Let $S$ be an arbitrary subset of $\sqrt n$ out of the $n$ vertices. To describe the coupling, we give a random alorithm that generates the set $\{e_1, \dots, e_n\}$, and simultaneously assigns a label to each vertex of $S$ that's an upper bound on the number of edges from $e_1, \dots, e_n$ incident on that vertex.

Initially, all labels start at $0$. For each color class $E_i$, we will go through the edges of $E_i$ one at a time in some order that deals with the edges with an endpoint in $S$ first. When we get to the $j^{\text{th}}$ edge in $E_i$ (call that edge $vw$), we do the following:

  1. Let $p=\frac1{k+1-j}$ if we have not selected $e_i$ yet, and let $p=0$ otherwise. This is the probability with which we want to set $e_i = vw$.
  2. If both $v$ and $w$ in $S$, then for each one, add $1$ to its label with probability $\sqrt{\frac 3n}$. If both of their labels increase by $1$ (which happens with probability $\frac 3n$), then with probability $\frac{p}{3/n}$, let $e_i = vw$. (Note that $p = \frac1{k+1-j}$ is at most $\frac1{k+1-\sqrt n} = \frac2{n+1-2\sqrt n} < \frac 3n$ for $n>30$ or so, so this is a valid probability.)
  3. If just one of $v$ or $w$ (say, $v$) is in $S$, then add $1$ to $v$'s tally with probability $\frac 3n$. If we do, then with probability $\frac{p}{3/n}$, let $e_i = vw$.
  4. If neither $v$ nor $w$ is in $S$, then just set $e_i = vw$ with probability $p$.
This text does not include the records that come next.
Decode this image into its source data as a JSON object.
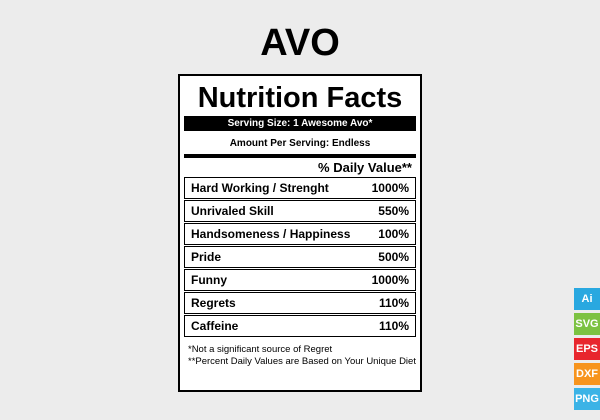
{
  "title": "AVO",
  "label": {
    "heading": "Nutrition Facts",
    "serving_size": "Serving Size: 1 Awesome Avo*",
    "amount_per_serving": "Amount Per Serving: Endless",
    "daily_value_header": "% Daily Value**",
    "rows": [
      {
        "name": "Hard Working / Strenght",
        "value": "1000%"
      },
      {
        "name": "Unrivaled Skill",
        "value": "550%"
      },
      {
        "name": "Handsomeness / Happiness",
        "value": "100%"
      },
      {
        "name": "Pride",
        "value": "500%"
      },
      {
        "name": "Funny",
        "value": "1000%"
      },
      {
        "name": "Regrets",
        "value": "110%"
      },
      {
        "name": "Caffeine",
        "value": "110%"
      }
    ],
    "footnotes": [
      "*Not a significant source of Regret",
      "**Percent Daily Values are Based on Your Unique Diet"
    ]
  },
  "formats": [
    {
      "label": "Ai",
      "color": "#29a8e0"
    },
    {
      "label": "SVG",
      "color": "#7cc242"
    },
    {
      "label": "EPS",
      "color": "#e8262d"
    },
    {
      "label": "DXF",
      "color": "#f7941d"
    },
    {
      "label": "PNG",
      "color": "#3bb3e6"
    }
  ]
}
For each $v \in S$, the label on $v$ is at least the number of edges in $e_1, \dots, e_n$ incident on $v$, because whenever we select such an edge, we also increase the label of $v$. Also, the labels on the vertices in $S$ are independent, and with a relatively nice distribution: each label has $\sqrt n-1$ occasions on which it can increase with probability $\sqrt{\frac 3n}$, and $n-\sqrt n$ occasions on which it can increase with probability $\frac 3n$.

With probability $(1 - \sqrt{\frac 3n})^{\sqrt n -1} (1 - \frac 3n)^{n-\sqrt n}$, a vertex $v \in S$ never has its label increase. As $n \to \infty$, this probability tends to the rather awkward quantity $e^{-3-\sqrt 3} \approx 0.0088$. The labels on the vertices of $S$ are independent, so the probability that all vertices in $S$ have positive label is $(1 - e^{-3-\sqrt 3})^{\sqrt n}$.

This function is approximately $0.99^{\sqrt n}$, which is not quite the exponential in $n$ we wanted, but it is going to eventually go to $0$ much faster than $\frac1{n(n+1)}$. And if a vertex in $S$ has label $0$, then it is certainly not covered by the edges $e_1, \dots, e_n$, so we obtain the result we wanted.